Levaram-no para dentro e o deixaram no chão. É o coração,
disseram uns. É uma crise hepática, disseram outros. O dono do
restaurante se aproximou, olhou-o e disse: “É fome.” Mal comeu
algumas garfadas aquele cadáver reviveu. O dono o pôs para lavar
pratos e se tomou de amores por ele. Tinha razões para isso. Sempre
sorridente, o jovem camponês lavava montanhas de pratos. Tudo ia
bem. Comia muito mais do que na sua terra.
O
sortilégio da cidade se teceu de maneira estranha para que se
juntassem certa vez, em minha casa, o pastor e o carneiro.
Deu
vontade no pastor de conhecer a cidade, encaminhando então seus
passos um pouco além das montanhas de louça. Tomou com entusiasmo
uma rua, atravessou uma praça, e tudo o deslumbrava. Mas, quando
quis voltar, já não o podia fazer. Não tinha anotado o endereço
porque não sabia escrever, buscando assim em vão a porta
hospitaleira que o tinha recebido. Nunca mais a encontrou.
Um
transeunte, com pena de sua confusão, disse-lhe que devia se dirigir
a mim, ao poeta Pablo Neruda. Não sei por que lhe sugeriram esta
idéia. Provavelmente porque no Chile se tem por mania me encarregar
de quanta coisa estranha passe pela cabeça das pessoas e ao mesmo
tempo de me jogar a culpa de tudo o que acontece. São estranhos
costumes nacionais.
O
certo é que o rapaz chegou um dia à minha casa e se encontrou com o
bicho preso. Já que eu estava tomando conta daquele carneiro inútil,
não me custava também tomar conta deste pastor. Deixei a seu cargo
a tarefa de impedir que o carneiro gourmet devorasse exclusivamente
minhas flores mas sim que também, de vez em quando, saciasse o
apetite com a grama de meu jardim.
Compreenderam-se
na hora. Nos primeiros dias ele lhe pôs, só para constar, uma
cordinha no pescoço com uma fita e com ela o conduzia de um lugar
para outro. O carneiro comia incessantemente e o pastor
individualista também, transitando ambos por toda a casa, inclusive
por dentro de meus aposentos. Era uma união perfeita, conseguida
pelo cordão umbilical da mãe terra, pelo autêntico mandato do
homem. Assim se passaram muitos meses. Tanto o pastor como o carneiro
arredondaram suas formas carnais, especialmente o ruminante que
apenas podia seguir seu pastor de tão gordo que ficou. Às vezes
entrava parcimoniosamente em meu quarto, olhava-me com indiferença e
saía deixando um pequeno rosário de contas escuras no chão.
Tudo
acabou quando o camponês sentiu a nostalgia do campo e me disse que
voltava para sua terra distante. Era uma resolução de última hora.

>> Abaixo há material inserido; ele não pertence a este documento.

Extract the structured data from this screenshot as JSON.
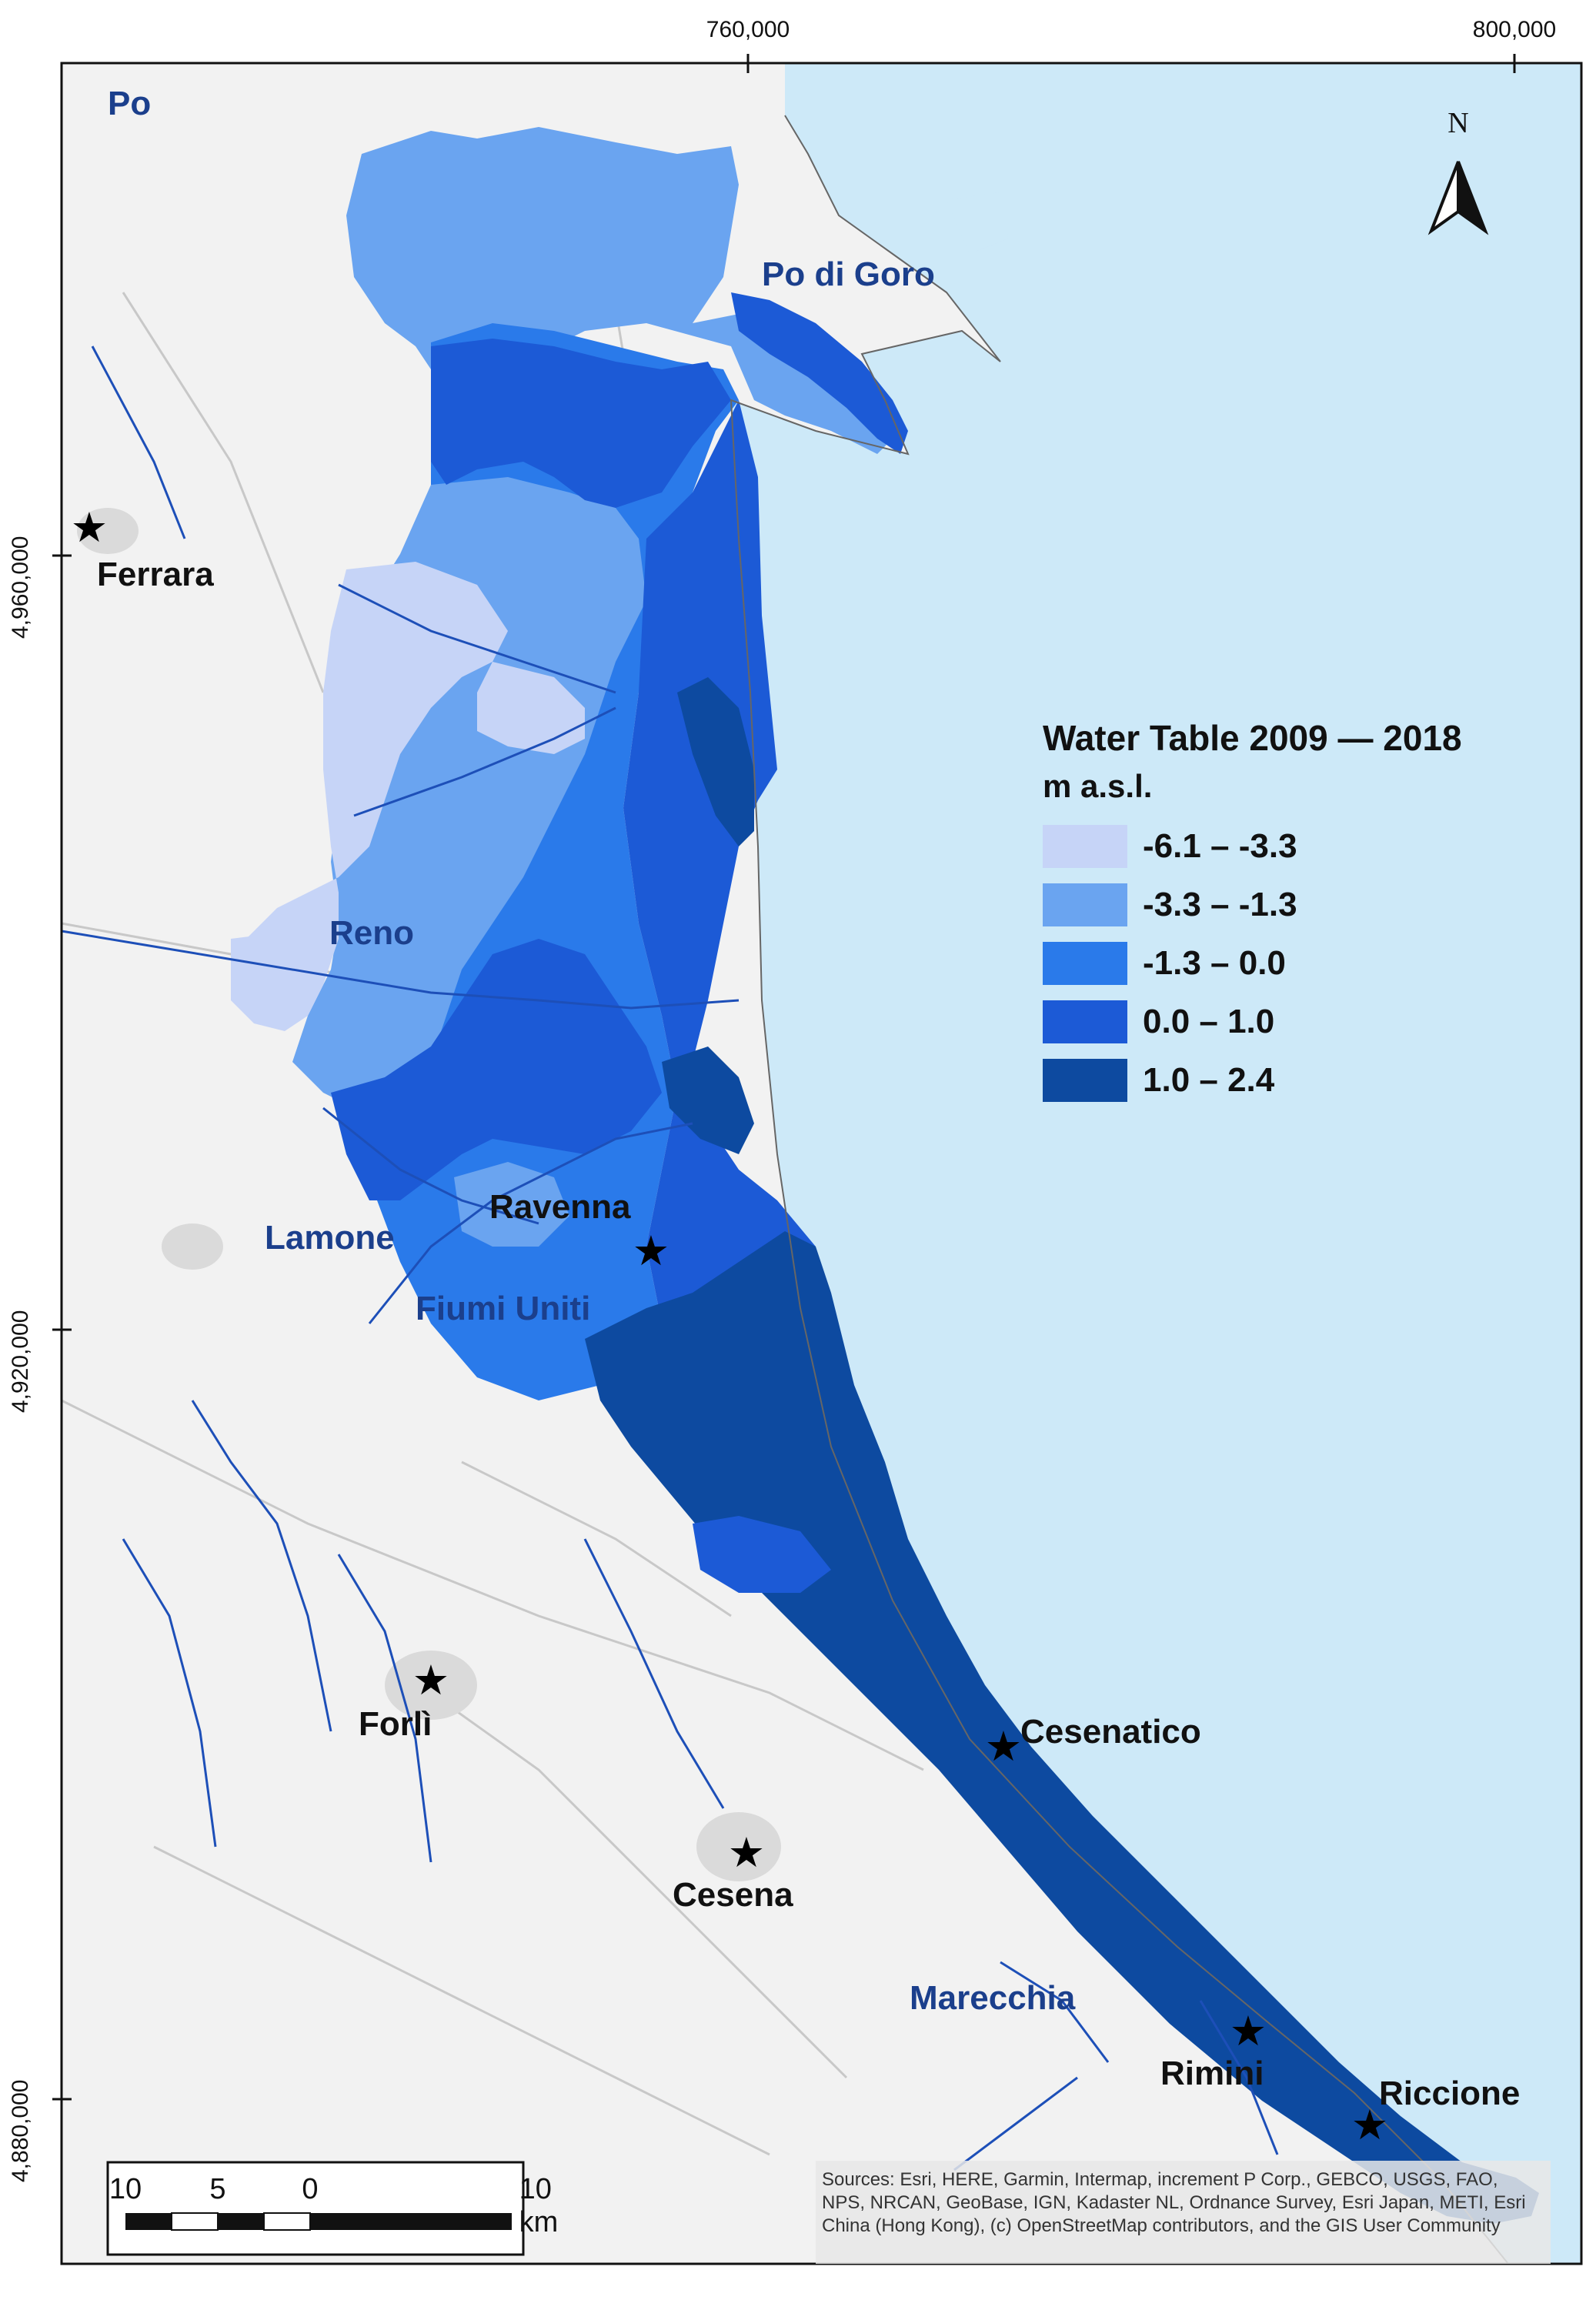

Tinha que pagar uma promessa à Virgem de seu povoado. Não podia
levar o carneiro. Despediram-se com ternura. O pastor tomou o trem,
desta vez com sua passagem na mão. Foi patética aquela despedida.
Em
meu jardim não deixou um carneiro mas sim um problema grave, ou
melhor, gordo. O que fazer com o ruminante? Quem cuidaria dele agora?
Eu tinha preocupações políticas demais. Minha casa andava
desordenada depois das perseguições que a minha poesia combativa me
trouxe. O carneiro começou de novo a balir suas partituras
queixosas.
Fechei
os olhos e disse à minha irmã que o levasse. Ai, desta vez eu tinha
certeza de que não se livraria do forno!